Not so, says the Clinton administration. U.S. intelligence agencies insist they were groping around pretty much like everyone else. ““You had to be careful,’’ one CIA official told NEWSWEEK–““it [got] close to guesswork.’’ The confusion wasn’t entirely accidental. Yeltsin’s political foes were run- ning a disinformation campaign about his health. ““They knew U.S. intelligence was interested,’’ said the CIA official. ““They would put stuff out on the street [for American intelligence to pick up].’’ In the months before the summer election, U.S. analysts had spent countless hours trying to get a sense of the president’s overall condition–with particular emphasis on his perceived drinking problem. Doctors pored over videos, examining Yeltsin’s skin color, the whites of his eyes, looking at whether his hands shook or his speech was slurred. Sources say now that no one drew any firm conclusions.

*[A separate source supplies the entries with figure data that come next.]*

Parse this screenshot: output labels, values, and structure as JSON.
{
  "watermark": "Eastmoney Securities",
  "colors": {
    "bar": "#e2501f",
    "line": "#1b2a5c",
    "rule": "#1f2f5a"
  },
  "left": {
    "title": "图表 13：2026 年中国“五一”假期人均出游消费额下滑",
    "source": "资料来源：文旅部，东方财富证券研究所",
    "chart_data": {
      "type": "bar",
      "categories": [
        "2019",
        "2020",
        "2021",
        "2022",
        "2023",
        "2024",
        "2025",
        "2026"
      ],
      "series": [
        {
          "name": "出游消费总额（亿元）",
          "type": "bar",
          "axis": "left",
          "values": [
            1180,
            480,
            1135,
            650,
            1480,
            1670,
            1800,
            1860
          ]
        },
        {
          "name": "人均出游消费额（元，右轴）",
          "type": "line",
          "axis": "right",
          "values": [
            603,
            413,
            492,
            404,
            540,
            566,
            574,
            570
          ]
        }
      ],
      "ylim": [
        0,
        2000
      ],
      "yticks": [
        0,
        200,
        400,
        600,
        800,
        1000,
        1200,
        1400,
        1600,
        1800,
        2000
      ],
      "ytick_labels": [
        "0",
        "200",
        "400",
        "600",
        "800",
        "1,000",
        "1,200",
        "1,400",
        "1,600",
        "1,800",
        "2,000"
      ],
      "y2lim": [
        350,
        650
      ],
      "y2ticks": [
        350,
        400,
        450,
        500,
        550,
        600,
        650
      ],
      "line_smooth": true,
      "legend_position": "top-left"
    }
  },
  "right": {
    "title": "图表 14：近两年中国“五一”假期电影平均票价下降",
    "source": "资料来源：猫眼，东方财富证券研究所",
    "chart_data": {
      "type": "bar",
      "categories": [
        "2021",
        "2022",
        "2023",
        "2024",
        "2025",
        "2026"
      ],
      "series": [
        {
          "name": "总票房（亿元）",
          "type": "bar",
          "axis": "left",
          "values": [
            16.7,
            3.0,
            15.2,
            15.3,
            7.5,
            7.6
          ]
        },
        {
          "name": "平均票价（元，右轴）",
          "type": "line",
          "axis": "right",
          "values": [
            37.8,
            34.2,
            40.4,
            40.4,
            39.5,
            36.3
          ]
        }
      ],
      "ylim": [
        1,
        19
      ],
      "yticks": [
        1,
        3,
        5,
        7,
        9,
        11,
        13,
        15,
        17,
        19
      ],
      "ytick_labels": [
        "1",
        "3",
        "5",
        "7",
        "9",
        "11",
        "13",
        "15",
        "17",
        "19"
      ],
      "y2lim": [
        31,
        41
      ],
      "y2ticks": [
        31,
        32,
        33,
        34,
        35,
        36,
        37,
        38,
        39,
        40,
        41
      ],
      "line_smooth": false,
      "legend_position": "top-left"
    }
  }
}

To the contrary, CIA officials say that despite several instances in which Yeltsin appeared drunk publicly, the agency always maintained that there is no concrete evidence that he suffers from any serious liver or kidney problems. So when Dr. DeBakey said much the same thing last Wednesday, ““I wanted to stand up and clap,’’ one intelligence source in Washington said.

But when Yeltsin disappeared between the first round and the runoff election last July, Washington insists it was in the dark about just how sick he was. ““I mean, it was clear he had more than a cold,’’ says one official, but how much more, he says, no one really knew. Officials speculated about an angina attack brought on by the stress of the campaign; they phoned around to outside cardiologists, hoping someone had some insight. But in the end, they concede, they knew much less than what DeBakey revealed last week.

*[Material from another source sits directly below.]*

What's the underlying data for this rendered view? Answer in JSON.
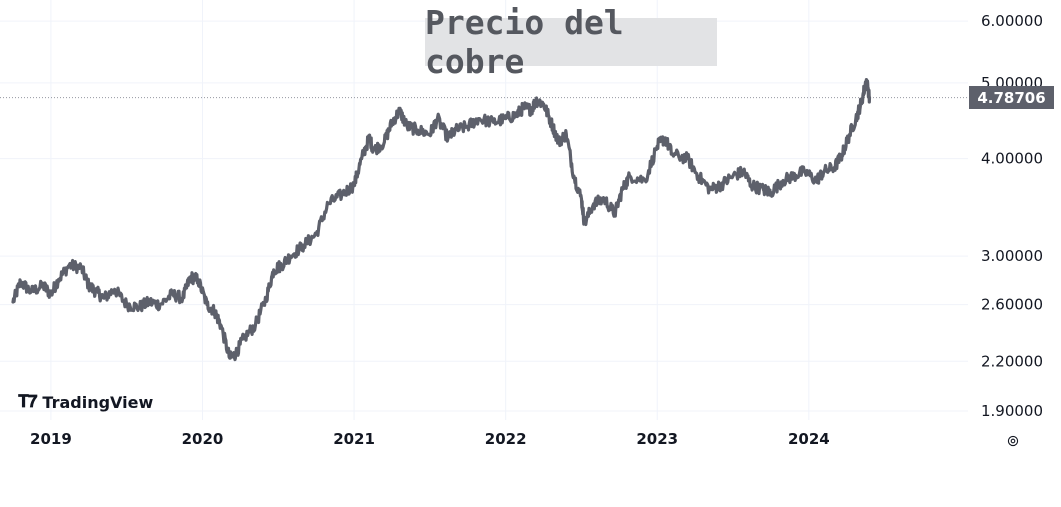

The intense medical watch on Boris Yeltsin hardly ends now. Before leaving Moscow Friday, DeBakey acknowledged that the risk of still another heart attack exists–““it always does when you have coronary-artery disease of this kind.’’ He also conceded it is possible that the date of the operation could be moved up should Yeltsin’s current, relatively stable condition change.

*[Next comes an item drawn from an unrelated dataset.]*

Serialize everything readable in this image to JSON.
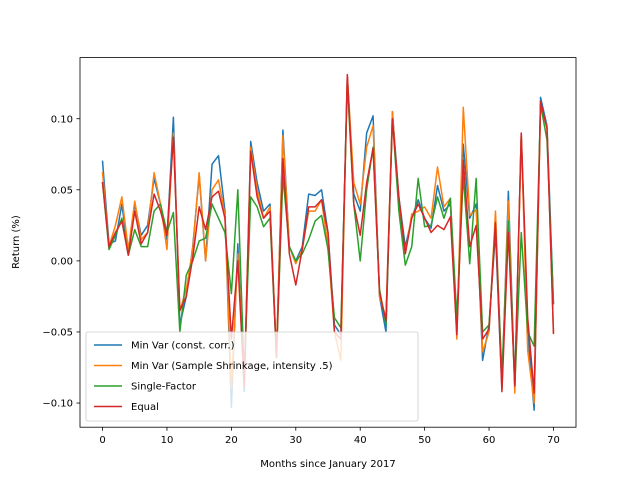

Then there are those matters outside the president’s hospital room–the affairs of state that he is supposed to attend to. Moscow needs to get through what Lebed warned could be a ““hot autumn’’ unless the deepening morale problems in the military are addressed. The devilishly complex details of the peace deal in the breakaway republic of Chechnya also must be negotiated. Energy workers in the Far East are on strike for lack of back pay; the economy nationwide appears to be weakening. Boris Yeltsin ran so hard for the presidency of Russia that it nearly killed him. Now he needs to work equally hard at recovering–fast.